Minúsculo íman abre portas a novas formas de tratar acidentes vasculares cerebrais (AVC), infeções graves e até tumores.
Um microrrobô magnético, capaz de transportar e libertar fármacos de forma extremamente precisa dentro do corpo humano, quer navegar pelos seus vasos sanguíneos até ao local exato onde o tratamento é necessário e, depois, dissolver-se, assim que a sua missão seja concluída.
A inovadora tecnologia desenvolvida por investigadores da ETH Zurich, na Suíça, abre portas a novas formas de tratar acidentes vasculares cerebrais (AVC), infeções graves e até tumores, reduzindo ao mínimo os efeitos secundários em tecidos saudáveis.
Em vez de medicamentos circularem por todo o organismo, o objetivo é guiá-los como um “mini veículo” até ao ponto crítico, lê-se em comunicado da universidade.
O robô é, na prática, uma cápsula esférica microscópica, feita de um gel dissolvível com nanopartículas de óxido de ferro incorporadas, que lhe conferem propriedades magnéticas. Graças a estas partículas, os cientistas conseguem controlar e seguir o movimento da cápsula dentro dos vasos sanguíneos, recorrendo a sistemas de imagem por raio X.
Obstáculos ultrapassados
Como os vasos sanguíneos do cérebro humano são extremamente estreitos, o tamanho da cápsula é um dos grandes desafios. Os investigadores tiveram de garantir que, apesar de minúscula, a cápsula mantinha propriedades magnéticas suficientes para ser controlada à distância por campos electromagnéticos.
Outro obstáculo foi a navegação no interior da rede densa e complexa de vasos, com curvas, bifurcações e sangue a fluir a grande velocidade. Para superar este problema, a equipa desenvolveu três modos diferentes de “conduzir” o microrrobô usando eletroímanes externos. Conforme o tipo de força magnética aplicada, a cápsula pode rolar ao longo da parede do vaso ou ser puxada numa direção específica.
Com estes métodos, o microrrobô consegue deslocar-se a favor ou contra a corrente sanguínea, atingindo velocidades de cerca de 4 milímetros por segundo. Segundo os investigadores, os campos magnéticos utilizados penetram profundamente no corpo e, nas intensidades e frequências em causa, não causam danos aos tecidos.

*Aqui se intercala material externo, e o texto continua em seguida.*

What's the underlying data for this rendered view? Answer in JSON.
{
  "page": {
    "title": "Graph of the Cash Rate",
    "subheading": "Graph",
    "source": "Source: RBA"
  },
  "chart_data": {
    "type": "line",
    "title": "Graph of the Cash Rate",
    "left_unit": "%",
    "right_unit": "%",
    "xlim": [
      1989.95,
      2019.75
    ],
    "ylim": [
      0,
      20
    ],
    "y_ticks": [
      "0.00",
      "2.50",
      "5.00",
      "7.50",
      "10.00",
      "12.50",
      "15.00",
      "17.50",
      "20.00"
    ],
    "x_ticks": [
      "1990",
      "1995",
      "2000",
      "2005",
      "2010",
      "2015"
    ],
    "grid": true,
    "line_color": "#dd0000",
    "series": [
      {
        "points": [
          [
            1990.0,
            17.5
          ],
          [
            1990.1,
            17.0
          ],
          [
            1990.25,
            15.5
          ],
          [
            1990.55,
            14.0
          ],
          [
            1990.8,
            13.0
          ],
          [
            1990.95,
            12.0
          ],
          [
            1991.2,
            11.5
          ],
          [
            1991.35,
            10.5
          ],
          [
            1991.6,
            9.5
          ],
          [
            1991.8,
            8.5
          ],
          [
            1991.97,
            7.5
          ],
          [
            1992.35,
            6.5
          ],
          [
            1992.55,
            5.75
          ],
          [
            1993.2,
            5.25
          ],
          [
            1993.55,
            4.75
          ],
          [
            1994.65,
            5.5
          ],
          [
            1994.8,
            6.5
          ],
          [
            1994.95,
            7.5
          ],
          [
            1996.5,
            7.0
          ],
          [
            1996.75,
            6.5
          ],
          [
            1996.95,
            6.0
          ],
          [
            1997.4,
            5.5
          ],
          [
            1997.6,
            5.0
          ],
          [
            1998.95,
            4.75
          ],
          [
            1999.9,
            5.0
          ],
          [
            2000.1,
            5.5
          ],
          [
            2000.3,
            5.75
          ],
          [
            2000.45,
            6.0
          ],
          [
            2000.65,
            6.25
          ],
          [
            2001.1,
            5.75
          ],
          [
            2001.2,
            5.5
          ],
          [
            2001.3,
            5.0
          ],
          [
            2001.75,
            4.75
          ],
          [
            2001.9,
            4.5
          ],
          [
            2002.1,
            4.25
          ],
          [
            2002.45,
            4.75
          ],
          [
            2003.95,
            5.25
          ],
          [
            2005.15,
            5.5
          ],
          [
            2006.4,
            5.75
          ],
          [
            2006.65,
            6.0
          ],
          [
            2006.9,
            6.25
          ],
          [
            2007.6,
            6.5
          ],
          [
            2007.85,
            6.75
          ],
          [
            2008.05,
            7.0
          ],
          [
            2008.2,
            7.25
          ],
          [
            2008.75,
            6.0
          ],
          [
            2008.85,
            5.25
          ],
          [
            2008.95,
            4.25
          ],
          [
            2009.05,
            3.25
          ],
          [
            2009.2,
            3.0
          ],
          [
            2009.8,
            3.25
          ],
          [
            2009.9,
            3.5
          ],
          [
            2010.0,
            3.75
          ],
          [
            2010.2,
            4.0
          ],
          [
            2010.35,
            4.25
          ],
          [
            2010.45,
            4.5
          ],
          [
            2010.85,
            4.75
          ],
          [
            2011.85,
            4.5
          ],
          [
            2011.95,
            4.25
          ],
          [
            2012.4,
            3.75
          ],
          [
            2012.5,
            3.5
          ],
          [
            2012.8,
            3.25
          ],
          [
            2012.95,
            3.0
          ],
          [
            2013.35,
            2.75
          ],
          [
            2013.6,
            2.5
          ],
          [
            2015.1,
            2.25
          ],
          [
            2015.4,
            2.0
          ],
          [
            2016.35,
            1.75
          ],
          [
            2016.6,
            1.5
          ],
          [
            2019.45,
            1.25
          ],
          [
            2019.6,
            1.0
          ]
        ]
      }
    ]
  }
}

Quando a cápsula chega ao seu destino, os cientistas aplicam um campo magnético de alta frequência para a aquecer ligeiramente. Esse aquecimento faz com que a cápsula de gel se dissolva, libertando o medicamento diretamente no ponto alvo.
Até agora, a tecnologia foi testada em modelos de silicone que imitam vasos sanguíneos humanos e de animais, em vários porcos e também no cérebro de uma ovelha.
O próximo passo da equipa da ETH Zurich é preparar ensaios clínicos em humanos, com a ambição de levar estes microrrobôs às salas de operações dos hospitais num futuro próximo.